Dear Annie: I am a 29-year-old intensive care nurse. I have been blessed with what many people would want, an amazing husband and daughter. But inside I am at a loss for words when it comes to facing how I can help my mother or surpass this hardship that my family has dealt with for so many years. To make this story short, my dad ended up having a double life and had two other kids while he was married to my mom. My half brother is two years older than I am. I didn't find out until I was 15.
There was one night that still haunts me to this day, and it makes sense now that I'm older. I was 5 at the time and still remember it as if it were yesterday. We were at my uncle's. My elder brother grabbed my twin brother and me and rushed us out the door. He told us, through sobs, what he had just overheard our dad saying to his mistress. To see how much my mom cried that night and in the years afterward — I wish no one to bear that.

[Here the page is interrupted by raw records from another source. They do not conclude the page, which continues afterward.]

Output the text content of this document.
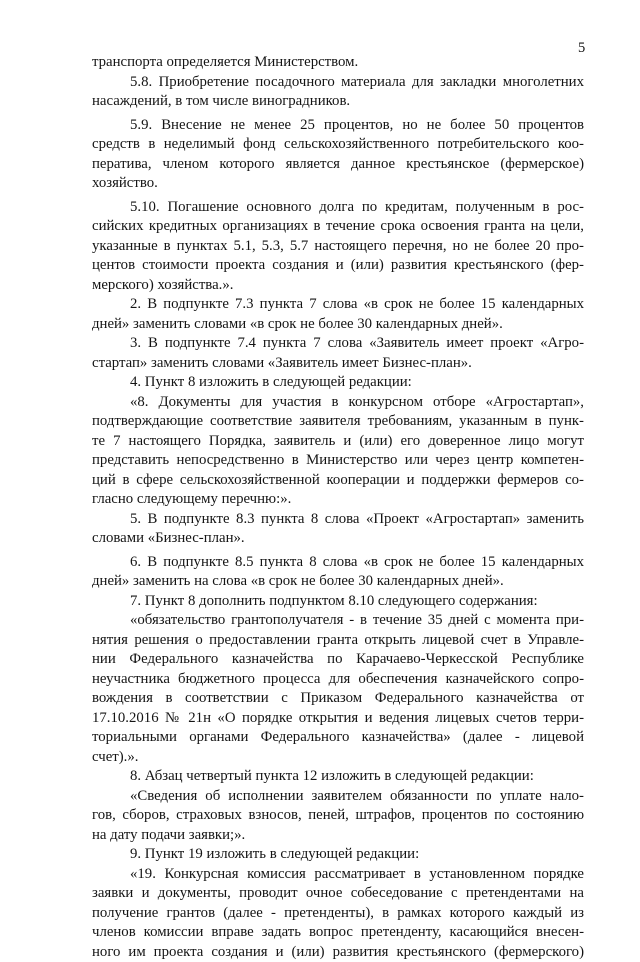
5
транспорта определяется Министерством.
5.8. Приобретение посадочного материала для закладки многолетних
насаждений, в том числе виноградников.
5.9. Внесение не менее 25 процентов, но не более 50 процентов
средств в неделимый фонд сельскохозяйственного потребительского коо-
ператива, членом которого является данное крестьянское (фермерское)
хозяйство.
5.10. Погашение основного долга по кредитам, полученным в рос-
сийских кредитных организациях в течение срока освоения гранта на цели,
указанные в пунктах 5.1, 5.3, 5.7 настоящего перечня, но не более 20 про-
центов стоимости проекта создания и (или) развития крестьянского (фер-
мерского) хозяйства.».
2. В подпункте 7.3 пункта 7 слова «в срок не более 15 календарных
дней» заменить словами «в срок не более 30 календарных дней».
3. В подпункте 7.4 пункта 7 слова «Заявитель имеет проект «Агро-
стартап» заменить словами «Заявитель имеет Бизнес-план».
4. Пункт 8 изложить в следующей редакции:
«8. Документы для участия в конкурсном отборе «Агростартап»,
подтверждающие соответствие заявителя требованиям, указанным в пунк-
те 7 настоящего Порядка, заявитель и (или) его доверенное лицо могут
представить непосредственно в Министерство или через центр компетен-
ций в сфере сельскохозяйственной кооперации и поддержки фермеров со-
гласно следующему перечню:».
5. В подпункте 8.3 пункта 8 слова «Проект «Агростартап» заменить
словами «Бизнес-план».
6. В подпункте 8.5 пункта 8 слова «в срок не более 15 календарных
дней» заменить на слова «в срок не более 30 календарных дней».
7. Пункт 8 дополнить подпунктом 8.10 следующего содержания:
«обязательство грантополучателя - в течение 35 дней с момента при-
нятия решения о предоставлении гранта открыть лицевой счет в Управле-
нии Федерального казначейства по Карачаево-Черкесской Республике
неучастника бюджетного процесса для обеспечения казначейского сопро-
вождения в соответствии с Приказом Федерального казначейства от
17.10.2016 № 21н «О порядке открытия и ведения лицевых счетов терри-
ториальными органами Федерального казначейства» (далее - лицевой
счет).».
8. Абзац четвертый пункта 12 изложить в следующей редакции:
«Сведения об исполнении заявителем обязанности по уплате нало-
гов, сборов, страховых взносов, пеней, штрафов, процентов по состоянию
на дату подачи заявки;».
9. Пункт 19 изложить в следующей редакции:
«19. Конкурсная комиссия рассматривает в установленном порядке
заявки и документы, проводит очное собеседование с претендентами на
получение грантов (далее - претенденты), в рамках которого каждый из
членов комиссии вправе задать вопрос претенденту, касающийся внесен-
ного им проекта создания и (или) развития крестьянского (фермерского)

I'm an adult now. My mom put it in my head to never depend on a man and to always be independent. My dad now is living his life with his girlfriend, who is not even half the woman my mom is, yet my parents are still married. I have tried to reach out to him and have a relationship with him, but he always assumes I am against him because of my mom. Now that I am an adult, I see the person he is.
I have been blessed with a man who will do anything for my daughter and is always there for us. Annie, how do I help my mom to understand it's OK to move on? How can I show her that she deserves happiness and should move on with her life? My mom is everything to me, and I want her to be happy and to understand it's OK to let go of my dad, just as I have done. I will always love him, but it's best to love from a distance and pray that everything will work out. — Wanting to Help Mom Heal
Dear Wanting: You are a wonderful daughter and very sweet to be concerned about your mom. What your family went through was traumatic for all of you, and it was no doubt hurtful to your mom on many levels — as a mother wanting the father of her children to be there but also as a spouse whose love and trust were betrayed.
Sometimes when people go through intense traumas, they freeze, stuck in the moment of pain, paralyzed with fear. They never want to risk something terrible happening again. From what you've described, counseling is your mom's best bet at working past this. I would also recommend "Waking the Tiger," a book on trauma by Peter Levine.
You are wise not just beyond your years; you seem to have more emotional maturity than many people ever manage to develop. Your mother is blessed to have you in her life.